A developer has come up with a £12.4 million scheme to build offices and dozens of flats in place of a workshop building off one of the busiest roads in Hove.
Martin Homes has submitted a planning application to Brighton and Hove City Council to revamp the plot behind 303-305 Portland Road, close to the bottom of Olive Road.
The company wants to knock down one of the Saxon Works buildings, currently used as a metal workshop, as well as a building used for marketing the new Martello Lofts flats.
It plans to build a three-storey commercial building suitable for use as offices or shops or even a café or restaurant.
And behind, the developer plans to put up a five-storey block of 33 flats, with basement parking for 24 cars, and a cycle store.
Martin Homes said: “No affordable housing is proposed as part of this development.”
Council policy for a scheme of this size would usually mean 40 per cent of the homes – or 13 of them – would be classed as “affordable”, with cheaper rents or a shared ownership option.
But the company said that its “viability appraisal sets out a fully costed justification as to why the policy target of 40 per cent affordable housing cannot be delivered on site”.
It added: “The provision of affordable housing, on or off site, including financial contributions, would render the scheme undeliverable.”
But the company is likely to be liable to make a community infrastructure levy payment of more than £340,000.
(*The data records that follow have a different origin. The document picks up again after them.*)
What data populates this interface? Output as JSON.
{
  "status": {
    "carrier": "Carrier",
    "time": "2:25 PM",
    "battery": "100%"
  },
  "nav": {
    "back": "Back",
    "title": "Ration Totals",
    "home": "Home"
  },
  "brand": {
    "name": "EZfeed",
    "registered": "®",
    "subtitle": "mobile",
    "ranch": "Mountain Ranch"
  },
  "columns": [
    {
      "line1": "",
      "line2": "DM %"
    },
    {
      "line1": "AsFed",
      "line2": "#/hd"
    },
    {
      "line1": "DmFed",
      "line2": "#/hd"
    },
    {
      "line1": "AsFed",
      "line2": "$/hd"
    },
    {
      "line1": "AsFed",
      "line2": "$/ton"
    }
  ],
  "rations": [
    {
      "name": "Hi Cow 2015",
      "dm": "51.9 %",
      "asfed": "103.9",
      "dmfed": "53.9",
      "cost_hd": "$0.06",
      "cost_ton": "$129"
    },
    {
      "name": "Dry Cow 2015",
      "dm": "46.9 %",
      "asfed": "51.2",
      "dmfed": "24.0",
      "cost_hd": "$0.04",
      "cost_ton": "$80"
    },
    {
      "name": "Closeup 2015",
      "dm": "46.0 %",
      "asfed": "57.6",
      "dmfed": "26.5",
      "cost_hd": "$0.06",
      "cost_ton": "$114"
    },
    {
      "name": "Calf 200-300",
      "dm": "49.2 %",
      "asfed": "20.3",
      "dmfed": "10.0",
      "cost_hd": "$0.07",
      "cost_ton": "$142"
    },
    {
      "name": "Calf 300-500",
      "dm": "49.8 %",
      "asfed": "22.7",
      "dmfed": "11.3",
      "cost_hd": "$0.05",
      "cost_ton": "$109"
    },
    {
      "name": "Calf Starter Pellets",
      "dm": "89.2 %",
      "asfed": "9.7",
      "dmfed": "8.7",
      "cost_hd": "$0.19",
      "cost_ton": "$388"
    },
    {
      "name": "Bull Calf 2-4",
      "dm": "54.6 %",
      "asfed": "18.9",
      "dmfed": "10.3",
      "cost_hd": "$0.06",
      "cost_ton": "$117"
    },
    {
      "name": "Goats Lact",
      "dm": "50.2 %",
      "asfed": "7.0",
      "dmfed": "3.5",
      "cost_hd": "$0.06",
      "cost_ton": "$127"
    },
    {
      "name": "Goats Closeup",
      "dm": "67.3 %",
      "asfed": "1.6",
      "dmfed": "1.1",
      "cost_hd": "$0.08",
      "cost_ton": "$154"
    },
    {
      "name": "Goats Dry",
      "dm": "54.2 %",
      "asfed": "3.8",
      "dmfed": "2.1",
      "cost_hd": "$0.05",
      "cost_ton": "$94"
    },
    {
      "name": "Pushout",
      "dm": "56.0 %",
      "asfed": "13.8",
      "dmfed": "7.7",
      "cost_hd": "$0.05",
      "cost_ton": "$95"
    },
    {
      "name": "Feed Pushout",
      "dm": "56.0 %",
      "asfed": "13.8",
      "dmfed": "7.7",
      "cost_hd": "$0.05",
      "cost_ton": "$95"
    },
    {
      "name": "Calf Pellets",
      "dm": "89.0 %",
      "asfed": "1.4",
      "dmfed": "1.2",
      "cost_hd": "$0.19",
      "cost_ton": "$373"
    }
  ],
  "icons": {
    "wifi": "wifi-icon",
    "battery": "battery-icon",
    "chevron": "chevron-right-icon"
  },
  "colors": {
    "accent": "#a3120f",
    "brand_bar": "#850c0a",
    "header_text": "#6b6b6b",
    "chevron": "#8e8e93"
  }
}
Martin Homes has been adding a floor to the neighbouring Martello Lofts, formerly the local VAT office for Customs and Excise, which became Revenue and Customs before the offices were turned into flats, although work on the scheme has stopped.
And last year councillors rejected a £25 million scheme to build two blocks of flats, one of them four storeys high. The plans involved knocking down six homes – 295-305 Portland Road – by the corner Olive Road and replace them with 47 flats.
Martin Homes said: “This is a totally new scheme. It will retain the housing at the front and the new building will be behind.”
But the latest scheme has already attracted objections from neighbours, including Christopher Sharpe, who said that he was “a resident of Martello Lofts, the development that Martin Homes has left half-finished and abandoned”.
Mr Sharpe said: “A promised lift has not materialised for over three years, leaving elderly residents and families with babies and children to use the stairs.
“It would behove Martin Homes to finish this project before embarking on one next door.
“Who knows whether, when they receive planning permission, that they don’t repeat their appallingly poor performance.
“Finally, not one resident knew that penthouses were planned until all the existing flats had been purchased.
“In fact, we felt we were tricked. Please do consider the 28 flats here before you go ahead.”
Another neighbour said: “There has already being a planning application rejected for a similar type of project at this exact location.
“This is due to the fact that the traffic flow on Portland Road, in particular at the (junction of) Olive Road would be unsustainable.”
The neighbour highlighted traffic levels at peak times and added: “More concern needs to be taken on the completion of Martello House that has yet to be finished and has become unsightly before any further unrealistic planning applications be made.”
And a third neighbour said: “The development will add far more traffic to the area.”
The neighbour, whose name was redacted by the council, said that parking pressure would increase and added: “The design is poorly conceived.
“The height of Martello Lofts will be exceeded by this development, making it far higher than anything in the surrounding area – completely out of keeping and scale with the area.
“From an overdevelopment perspective, this is a re-zoning of commercial land for primarily residential use.
“The neighbouring development has yet to be completed or fully occupied, implying there is not the desire for such scale of development in the area.”
So-called developers always try to claim that a lower-cost element would not be viable. What they mean is that this would not make them as much money.
They are not a charity and don’t do it for fun!
To be fair, people tend to avoid anything with affordable amongst it.
Nightmare tenants foisted on them by the Greenies. Not nice.
At least they are up front and honest about it.
Good for them.
The affordable home discount is picked up by the other homeowners making their homes more expensive. The developer has to recoup the discount from everyone else.